Sauvignon Blanc’s flavour profile is certainly one of a kind: Fresh and zesty, with aromas of grass, gooseberry, nettle, asparagus and even cat’s pee. (It’s hard to believe that some of these are things you’d actually want to put to your lips...) Sauv’s eccentric flavour profile is the result of compounds called methoxypyrazines. We’re not throwing around big words to show off. OK, not JUST to show off. The most dominant of these compounds is Isobutyl methoxypyrazine (IBMP), which smells of capsicum, gooseberry, and grass. There are two interesting things about IBMP: one is that concentrations are markedly lower for grapes grown in warm climates; the other is that concentrations drop during ripening, and with sun exposure.

If you’re thinking that cool-climate Sauv Blanc is the way to go – go to the top of the class, clever clogs!

Cool as

We know that Sauvignon likes to keep things cool. It also has a penchant for minerals, so it’s no accident that the chilly Upper Loire, with its distinctly nippy Atlantic breezes, and chalky, flinty, limestone soils gave Sauv Blanc its start in life.
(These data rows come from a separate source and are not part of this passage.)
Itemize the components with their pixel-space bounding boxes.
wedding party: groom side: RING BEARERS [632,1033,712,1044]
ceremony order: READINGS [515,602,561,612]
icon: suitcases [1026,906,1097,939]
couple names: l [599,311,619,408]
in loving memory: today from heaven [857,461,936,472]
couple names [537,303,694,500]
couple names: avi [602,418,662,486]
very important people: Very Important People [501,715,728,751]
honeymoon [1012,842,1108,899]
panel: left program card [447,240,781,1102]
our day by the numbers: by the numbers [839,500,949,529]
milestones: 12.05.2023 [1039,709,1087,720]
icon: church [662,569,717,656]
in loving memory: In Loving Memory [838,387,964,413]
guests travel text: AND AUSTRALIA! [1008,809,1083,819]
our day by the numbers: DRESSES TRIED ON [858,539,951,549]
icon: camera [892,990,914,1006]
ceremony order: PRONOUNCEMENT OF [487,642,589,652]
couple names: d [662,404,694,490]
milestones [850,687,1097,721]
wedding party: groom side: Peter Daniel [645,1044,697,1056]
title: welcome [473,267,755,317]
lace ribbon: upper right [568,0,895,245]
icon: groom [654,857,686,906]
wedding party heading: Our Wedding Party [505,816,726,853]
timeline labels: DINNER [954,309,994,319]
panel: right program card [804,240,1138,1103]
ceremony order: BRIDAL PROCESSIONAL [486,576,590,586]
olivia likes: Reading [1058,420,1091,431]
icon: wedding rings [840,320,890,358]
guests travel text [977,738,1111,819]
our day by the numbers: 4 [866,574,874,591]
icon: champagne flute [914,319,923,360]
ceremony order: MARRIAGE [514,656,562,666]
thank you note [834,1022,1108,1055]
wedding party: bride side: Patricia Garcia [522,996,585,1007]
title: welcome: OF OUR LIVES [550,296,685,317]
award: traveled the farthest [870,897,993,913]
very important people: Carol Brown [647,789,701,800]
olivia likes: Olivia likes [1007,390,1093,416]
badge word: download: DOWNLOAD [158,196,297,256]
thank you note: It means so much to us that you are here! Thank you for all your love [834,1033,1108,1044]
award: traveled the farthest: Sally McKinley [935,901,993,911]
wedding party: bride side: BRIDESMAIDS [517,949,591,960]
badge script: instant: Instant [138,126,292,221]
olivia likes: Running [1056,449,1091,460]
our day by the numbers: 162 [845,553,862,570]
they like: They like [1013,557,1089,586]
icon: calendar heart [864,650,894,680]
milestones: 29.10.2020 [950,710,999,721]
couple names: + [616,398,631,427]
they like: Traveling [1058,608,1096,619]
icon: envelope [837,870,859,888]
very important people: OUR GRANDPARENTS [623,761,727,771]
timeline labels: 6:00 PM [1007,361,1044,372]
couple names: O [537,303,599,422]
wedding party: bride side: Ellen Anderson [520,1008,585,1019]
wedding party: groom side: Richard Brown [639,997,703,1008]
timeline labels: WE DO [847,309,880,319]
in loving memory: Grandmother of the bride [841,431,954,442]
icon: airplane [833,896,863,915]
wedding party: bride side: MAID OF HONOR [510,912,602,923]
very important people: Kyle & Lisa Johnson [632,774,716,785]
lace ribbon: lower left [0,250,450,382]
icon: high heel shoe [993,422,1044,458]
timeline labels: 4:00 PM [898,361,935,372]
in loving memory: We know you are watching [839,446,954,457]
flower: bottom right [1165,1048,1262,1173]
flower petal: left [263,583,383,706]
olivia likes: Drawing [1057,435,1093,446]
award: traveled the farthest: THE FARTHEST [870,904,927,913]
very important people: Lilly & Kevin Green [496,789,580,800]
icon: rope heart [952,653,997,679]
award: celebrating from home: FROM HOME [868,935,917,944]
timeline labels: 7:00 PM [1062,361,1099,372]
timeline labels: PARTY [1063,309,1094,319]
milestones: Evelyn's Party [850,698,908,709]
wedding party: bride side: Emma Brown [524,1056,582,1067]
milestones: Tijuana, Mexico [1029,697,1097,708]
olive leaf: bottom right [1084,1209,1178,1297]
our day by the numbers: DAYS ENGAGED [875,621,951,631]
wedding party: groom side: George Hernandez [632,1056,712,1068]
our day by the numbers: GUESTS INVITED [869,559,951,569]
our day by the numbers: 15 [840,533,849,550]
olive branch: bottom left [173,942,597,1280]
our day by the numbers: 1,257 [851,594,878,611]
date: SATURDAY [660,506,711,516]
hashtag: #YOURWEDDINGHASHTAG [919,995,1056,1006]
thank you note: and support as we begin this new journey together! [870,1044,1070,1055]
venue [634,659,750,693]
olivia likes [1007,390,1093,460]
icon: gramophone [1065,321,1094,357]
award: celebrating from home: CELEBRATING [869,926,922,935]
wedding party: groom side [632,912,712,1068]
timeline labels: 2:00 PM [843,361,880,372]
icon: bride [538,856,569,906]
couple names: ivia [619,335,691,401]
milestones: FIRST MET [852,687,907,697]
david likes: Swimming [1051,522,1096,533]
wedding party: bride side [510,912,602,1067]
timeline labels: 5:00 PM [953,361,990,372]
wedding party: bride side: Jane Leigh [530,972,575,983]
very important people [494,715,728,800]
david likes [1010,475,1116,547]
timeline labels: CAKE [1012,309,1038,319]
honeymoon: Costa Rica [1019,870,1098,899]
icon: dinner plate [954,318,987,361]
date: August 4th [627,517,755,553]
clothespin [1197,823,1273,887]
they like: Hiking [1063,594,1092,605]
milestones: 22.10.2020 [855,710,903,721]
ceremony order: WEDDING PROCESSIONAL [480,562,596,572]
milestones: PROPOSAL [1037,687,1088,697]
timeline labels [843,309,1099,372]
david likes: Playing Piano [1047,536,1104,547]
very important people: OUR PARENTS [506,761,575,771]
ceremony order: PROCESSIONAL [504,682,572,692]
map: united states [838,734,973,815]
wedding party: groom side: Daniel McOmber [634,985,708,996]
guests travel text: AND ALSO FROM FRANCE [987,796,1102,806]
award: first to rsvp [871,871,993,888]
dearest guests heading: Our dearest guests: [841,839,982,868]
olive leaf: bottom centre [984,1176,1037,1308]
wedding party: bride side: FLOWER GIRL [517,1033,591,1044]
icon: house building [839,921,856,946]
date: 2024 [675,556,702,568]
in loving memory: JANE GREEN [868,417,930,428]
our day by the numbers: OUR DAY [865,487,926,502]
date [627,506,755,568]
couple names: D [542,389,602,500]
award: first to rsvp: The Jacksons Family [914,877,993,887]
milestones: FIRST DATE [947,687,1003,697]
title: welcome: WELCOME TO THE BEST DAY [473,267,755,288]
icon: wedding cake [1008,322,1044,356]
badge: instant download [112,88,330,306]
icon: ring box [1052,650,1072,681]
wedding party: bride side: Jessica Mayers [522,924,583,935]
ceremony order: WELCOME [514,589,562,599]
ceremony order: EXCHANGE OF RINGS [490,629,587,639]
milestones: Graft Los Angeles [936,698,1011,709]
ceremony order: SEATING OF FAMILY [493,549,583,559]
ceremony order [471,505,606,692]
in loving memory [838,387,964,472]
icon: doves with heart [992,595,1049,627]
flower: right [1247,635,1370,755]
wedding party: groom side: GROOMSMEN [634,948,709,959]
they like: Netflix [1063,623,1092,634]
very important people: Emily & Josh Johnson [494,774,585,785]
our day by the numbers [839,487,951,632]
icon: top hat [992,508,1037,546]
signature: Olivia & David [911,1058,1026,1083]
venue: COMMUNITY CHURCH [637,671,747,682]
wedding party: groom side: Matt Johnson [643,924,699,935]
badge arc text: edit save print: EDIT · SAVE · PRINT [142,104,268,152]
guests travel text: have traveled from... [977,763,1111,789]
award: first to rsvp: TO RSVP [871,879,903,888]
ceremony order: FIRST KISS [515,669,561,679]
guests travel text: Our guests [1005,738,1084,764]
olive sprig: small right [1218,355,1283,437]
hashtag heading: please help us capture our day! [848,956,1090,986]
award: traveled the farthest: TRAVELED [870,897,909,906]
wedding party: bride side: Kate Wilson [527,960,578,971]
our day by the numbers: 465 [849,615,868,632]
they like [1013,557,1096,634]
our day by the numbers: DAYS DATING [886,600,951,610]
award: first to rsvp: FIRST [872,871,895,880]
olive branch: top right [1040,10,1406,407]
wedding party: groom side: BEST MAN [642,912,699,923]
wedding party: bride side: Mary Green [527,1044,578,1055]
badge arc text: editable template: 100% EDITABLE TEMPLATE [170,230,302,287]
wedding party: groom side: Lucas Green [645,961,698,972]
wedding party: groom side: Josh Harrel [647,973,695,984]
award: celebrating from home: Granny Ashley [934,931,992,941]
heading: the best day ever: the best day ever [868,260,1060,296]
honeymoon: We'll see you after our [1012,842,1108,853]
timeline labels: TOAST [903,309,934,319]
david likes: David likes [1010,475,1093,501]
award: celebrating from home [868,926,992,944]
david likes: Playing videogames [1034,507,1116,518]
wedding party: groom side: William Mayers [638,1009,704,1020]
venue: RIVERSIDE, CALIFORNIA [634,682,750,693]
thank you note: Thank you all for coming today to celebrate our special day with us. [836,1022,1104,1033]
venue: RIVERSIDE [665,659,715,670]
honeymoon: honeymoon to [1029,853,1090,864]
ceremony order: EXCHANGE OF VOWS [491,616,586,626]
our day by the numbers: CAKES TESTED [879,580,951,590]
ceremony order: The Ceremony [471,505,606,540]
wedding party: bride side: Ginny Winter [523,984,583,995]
Two of the Upper Loire’s most famous and enduring wines - Sancerre and Pouilly-Fumé – are made exclusively from Sauvignon Blanc. Further south, in Bordeaux (the scene of the Cab Franc encounter), SB teams up with Sémillon to produce two famous styles: the region’s trademark dry Bordeaux Blend, and its delectable botrytised dessert style, Sauternes. Away from France, Sauvignon thrives in the cool northeast of Italy (in particular Friuli and Alto Adige); on the soaring slopes of southern Austria; and in parts of Serbia, Moldova, and the Czech Republic.

South of the equator, Chile and South Africa are both capable of producing great Sauvignon Blanc, and - although much of Australia is far too warm - cool climate regions such as Yarra Valley and Tasmania produce some sensationally slurpy single variety lip smackers as well as crunchy, textural SSB blends.

Wild Thing, I Think I Love You

Home isn’t necessarily the place where you were born. Sometimes, it’s the place you adopt –where you thrive, and know you are loved.

In the early 1970s, winemaking brothers Bill and Ross Spence – bored to sobs with the light and fruity Müller Thurgau that was all the rage at the time – decided to try their luck planting Sauvignon Blanc in their Auckland vineyard. It was one small step for a vine, one giant leap for... well, you know the rest.

Sauvignon Blanc changed the trajectory of the New Zealand wine industry. In return, New Zealand showed the world what a delicious, herbaceous, tropical-fruited delight Sauvignon could be. And sparked a global love affair with the wild child of wine.